In the past, I have generally assigned peer-review groups randomly; however, this semester's composition class posed a challenge because one-third of the students were ESL students from China. I often have Chinese students, but I've never had this many in a single class. I feared that allowing students to select their own groups would result in a classroom split on ethnic lines. I thought long and hard about how to organize peer-review workshops and other group work, and here's what I came up with:

On the first day of class, students wrote a brief essay, which I evaluated based on a rubric. This essay revealed that most of my Chinese students were competent writers and two of them were really excellent, while three needed serious help with their writing. I was concerned that the students with poor language skills would get very little benefit from a peer-review group in which they struggled to understand others and to be understood.

Therefore, for the first round of peer review, I assigned students to groups, making sure that each group contained at least one very strong writer. I took special care with the three struggling Chinese students, assigning them to groups that included a very strong Chinese writer. This worked fairly well, because the stronger Chinese students were able to provide understandable feedback to the struggling writers.

For later peer review sessions, I sometimes assigned groups randomly. This worked less well. Several of the groups functioned effectively and provided useful feedback, but the Chinese students who most needed help didn't always get it. Some students were willing to put in the effort required to get across the language divide, while others were not.

At the end of the semester, I allowed students to select their own groups, with entirely predictable results: the football-players group, the smart-girls group, the quiet-guys group, and two groups of Chinese students. By this point in the semester everyone's peer review skills had improved, so the groups worked fairly well. It did sound odd to hear peer review being conducted in two different languages.

Based on this experience, I will continue to assign groups early in the semester and loosen up later, after students' peer-review skills have improved. I have also been conferring with our ESL people, as I have another class next semester with a large group of foreign students. I welcome suggestions.

Oh, and the three struggling students? One passed the class; one missed more than half of the class sessions and did not pass; and a third came very close to passing but will have to take it again.

Dr. Lisa said...

I always have them pick the peers they want to read their material. Hmmm. Perhaps that is not a good way to do it.

Jane Dark said...

Bardiac's system for setting up peer reviews is remarkably similar to the way that I set up mine, but I haven't done the peer review grading in that way before, and I think I might use it next quarter.

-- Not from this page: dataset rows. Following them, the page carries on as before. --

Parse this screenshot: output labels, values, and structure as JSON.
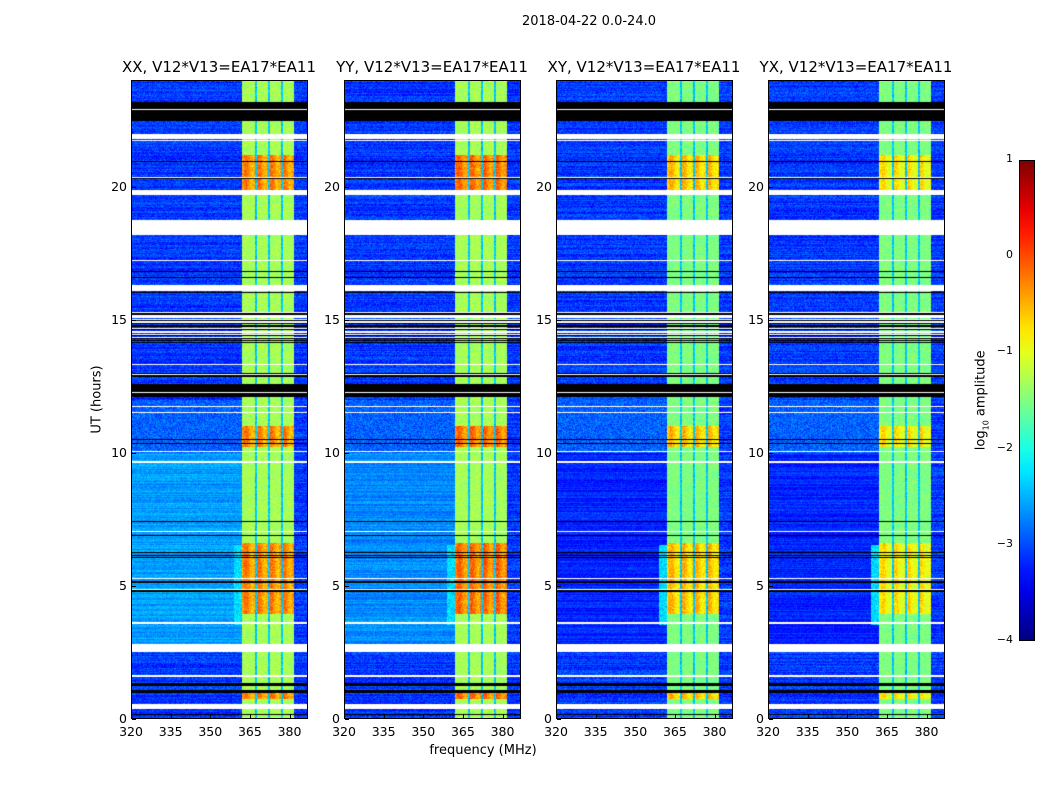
{
  "chart_data": {
    "type": "heatmap",
    "suptitle": "2018-04-22 0.0-24.0",
    "xlabel": "frequency (MHz)",
    "ylabel": "UT (hours)",
    "xlim": [
      320,
      387
    ],
    "ylim": [
      0,
      24
    ],
    "xticks": [
      "320",
      "335",
      "350",
      "365",
      "380"
    ],
    "xtick_values": [
      320,
      335,
      350,
      365,
      380
    ],
    "yticks": [
      "0",
      "5",
      "10",
      "15",
      "20"
    ],
    "ytick_values": [
      0,
      5,
      10,
      15,
      20
    ],
    "panels": [
      {
        "title": "XX, V12*V13=EA17*EA11",
        "pol": "XX",
        "bright_peak": -0.1,
        "bg_day_level": -2.6
      },
      {
        "title": "YY, V12*V13=EA17*EA11",
        "pol": "YY",
        "bright_peak": 0.0,
        "bg_day_level": -2.7
      },
      {
        "title": "XY, V12*V13=EA17*EA11",
        "pol": "XY",
        "bright_peak": -0.2,
        "bg_day_level": -3.2
      },
      {
        "title": "YX, V12*V13=EA17*EA11",
        "pol": "YX",
        "bright_peak": -0.4,
        "bg_day_level": -3.2
      }
    ],
    "signal_band_mhz": [
      362,
      382
    ],
    "subband_gaps_mhz": [
      367.5,
      372.5,
      377.5
    ],
    "bright_periods_hours": [
      [
        0.7,
        1.0
      ],
      [
        3.9,
        6.6
      ],
      [
        10.2,
        11.0
      ],
      [
        19.8,
        21.2
      ]
    ],
    "flagged_white_hours": [
      [
        0.34,
        0.52
      ],
      [
        1.55,
        1.62
      ],
      [
        2.5,
        2.77
      ],
      [
        3.55,
        3.6
      ],
      [
        9.6,
        9.7
      ],
      [
        16.1,
        16.3
      ],
      [
        17.2,
        17.25
      ],
      [
        18.2,
        18.75
      ],
      [
        19.7,
        19.9
      ],
      [
        21.8,
        22.0
      ]
    ],
    "flagged_black_hours": [
      [
        0.95,
        1.05
      ],
      [
        1.22,
        1.3
      ],
      [
        4.75,
        4.85
      ],
      [
        5.1,
        5.15
      ],
      [
        6.2,
        6.25
      ],
      [
        12.1,
        12.6
      ],
      [
        12.9,
        13.0
      ],
      [
        14.2,
        15.3
      ],
      [
        22.5,
        23.2
      ]
    ],
    "colorbar": {
      "label": "log",
      "label_sub": "10",
      "label_rest": " amplitude",
      "range": [
        -4,
        1
      ],
      "ticks": [
        "1",
        "0",
        "−1",
        "−2",
        "−3",
        "−4"
      ],
      "tick_values": [
        1,
        0,
        -1,
        -2,
        -3,
        -4
      ],
      "colormap": "jet"
    }
  }
}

Sometimes, though I do things slightly differently, and alternate between choosing groups for the students and letting them choose their own groups. The key to making this work well seems to be that I use a lot of small group discussion (3-4 people) in a prelude to full class discussion -- and because they've been talking over the ideas with those people, they usually feel comfortable being reviewed by and reviewing them (pardon my bad syntax).

To a certain degree, this puts friends together. But with the right class of energetic people, I don't have a problem with that. It tends to lead to a pair of friends with a pair of friends -- but in the end, all four get to know each other better and become better editors for each other.

kermitthefrog said...

Thanks for all the input, folks - I know I'll be using some of these ideas next semester.